A participant who had attended a trade show that used this concept said it was well-received. However, the group agreed that since some traditional exhibitors might not like this concept, it should initially be tested in a smaller area. It was suggested that radio frequency identification (RFID) could be used to measure whether and how attendees move through the test area.

The trade show could also be set up in theme or subject specialty areas. For instance, at an information technology event, one area could house operating system exhibitors while another could be dedicated to new technologies. Some participants indicated that attendees might go only to the areas of their interest, bypassing all others. Participants also discussed the factors that underlie an exhibitor’s willingness to try something new: “Some exhibitors are risk takers and those are the ones that can experiment.”

The group also discussed the possibility of placing presentation spaces throughout the exhibit area. These spaces could be used for short presentations, interactive product launches, and demonstrations.
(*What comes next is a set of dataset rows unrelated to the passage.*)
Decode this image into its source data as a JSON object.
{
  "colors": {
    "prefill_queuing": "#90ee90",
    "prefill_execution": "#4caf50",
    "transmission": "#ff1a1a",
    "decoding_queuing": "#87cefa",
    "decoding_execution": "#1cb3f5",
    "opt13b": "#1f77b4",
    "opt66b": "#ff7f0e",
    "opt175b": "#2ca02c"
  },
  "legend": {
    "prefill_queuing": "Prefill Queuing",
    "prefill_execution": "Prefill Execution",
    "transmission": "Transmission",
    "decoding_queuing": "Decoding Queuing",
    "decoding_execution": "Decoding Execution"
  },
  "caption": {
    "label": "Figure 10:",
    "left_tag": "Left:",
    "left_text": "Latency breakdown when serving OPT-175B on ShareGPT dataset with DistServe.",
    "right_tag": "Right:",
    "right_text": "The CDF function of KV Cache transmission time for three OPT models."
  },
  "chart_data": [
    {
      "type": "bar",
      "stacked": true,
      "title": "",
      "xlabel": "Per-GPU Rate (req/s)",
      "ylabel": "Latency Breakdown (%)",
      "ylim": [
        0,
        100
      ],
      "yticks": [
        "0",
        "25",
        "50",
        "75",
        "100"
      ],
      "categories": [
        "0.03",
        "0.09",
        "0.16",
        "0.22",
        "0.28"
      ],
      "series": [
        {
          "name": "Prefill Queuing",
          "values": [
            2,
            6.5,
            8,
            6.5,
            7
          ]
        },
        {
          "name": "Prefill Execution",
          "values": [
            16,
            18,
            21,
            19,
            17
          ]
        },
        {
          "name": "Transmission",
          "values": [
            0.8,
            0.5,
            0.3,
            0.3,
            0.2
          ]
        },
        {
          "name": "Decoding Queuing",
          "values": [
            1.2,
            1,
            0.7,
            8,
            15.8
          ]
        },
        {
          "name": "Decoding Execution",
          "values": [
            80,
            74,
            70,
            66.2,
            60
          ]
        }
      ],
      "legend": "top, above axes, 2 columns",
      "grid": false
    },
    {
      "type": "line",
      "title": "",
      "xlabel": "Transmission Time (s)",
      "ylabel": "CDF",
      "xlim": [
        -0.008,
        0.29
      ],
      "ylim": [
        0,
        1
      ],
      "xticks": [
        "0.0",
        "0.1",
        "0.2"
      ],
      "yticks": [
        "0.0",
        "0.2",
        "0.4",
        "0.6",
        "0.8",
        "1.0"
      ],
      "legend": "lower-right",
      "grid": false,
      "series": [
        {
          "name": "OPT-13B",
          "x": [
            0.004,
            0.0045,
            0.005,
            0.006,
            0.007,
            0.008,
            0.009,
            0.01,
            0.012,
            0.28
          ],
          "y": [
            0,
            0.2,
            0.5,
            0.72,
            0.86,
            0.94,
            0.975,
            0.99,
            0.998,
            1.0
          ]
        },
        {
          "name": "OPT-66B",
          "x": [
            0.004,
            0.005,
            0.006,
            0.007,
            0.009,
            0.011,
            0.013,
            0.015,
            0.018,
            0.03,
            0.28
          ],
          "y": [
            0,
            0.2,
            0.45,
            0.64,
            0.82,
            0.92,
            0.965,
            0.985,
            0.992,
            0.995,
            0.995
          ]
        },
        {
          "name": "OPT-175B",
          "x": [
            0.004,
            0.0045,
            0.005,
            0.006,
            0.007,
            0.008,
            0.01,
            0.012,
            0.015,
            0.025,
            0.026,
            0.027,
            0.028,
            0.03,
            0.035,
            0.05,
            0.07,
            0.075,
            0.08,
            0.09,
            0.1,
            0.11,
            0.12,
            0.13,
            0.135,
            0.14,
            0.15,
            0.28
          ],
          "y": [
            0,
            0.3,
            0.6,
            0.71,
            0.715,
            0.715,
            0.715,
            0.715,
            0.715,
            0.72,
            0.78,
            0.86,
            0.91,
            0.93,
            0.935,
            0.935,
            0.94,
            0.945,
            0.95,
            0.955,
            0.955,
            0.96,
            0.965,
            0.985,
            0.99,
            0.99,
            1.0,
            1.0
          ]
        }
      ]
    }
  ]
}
“This would create a buzz on the floor,” added Browne, noting that it would “get attendees moving all over the trade show.” Such presentation spaces could also serve to break up rows.

“There is no silver bullet, no magic pill,” said Browne. The design will be specific to each trade show exhibit, the needs and preferences of the exhibitors, the space and design of the exhibit, and the people who develop exhibitor booths. This will require adequate communication between all stakeholders.

Participants indicated that while a wholesale redesign of the layout might only work for specific events, small steps that eventually lead to the design would be more appropriate. Participants said they were looking for examples of layouts that were successful and those that were not.

At the close of the brainstorming session, Browne encouraged participants to continue the conversation after EventCamp was over, to keep the momentum going and to share ideas. This sharing is important, since an increasing number of trade show producers “are looking for something different; they are ready for a change.”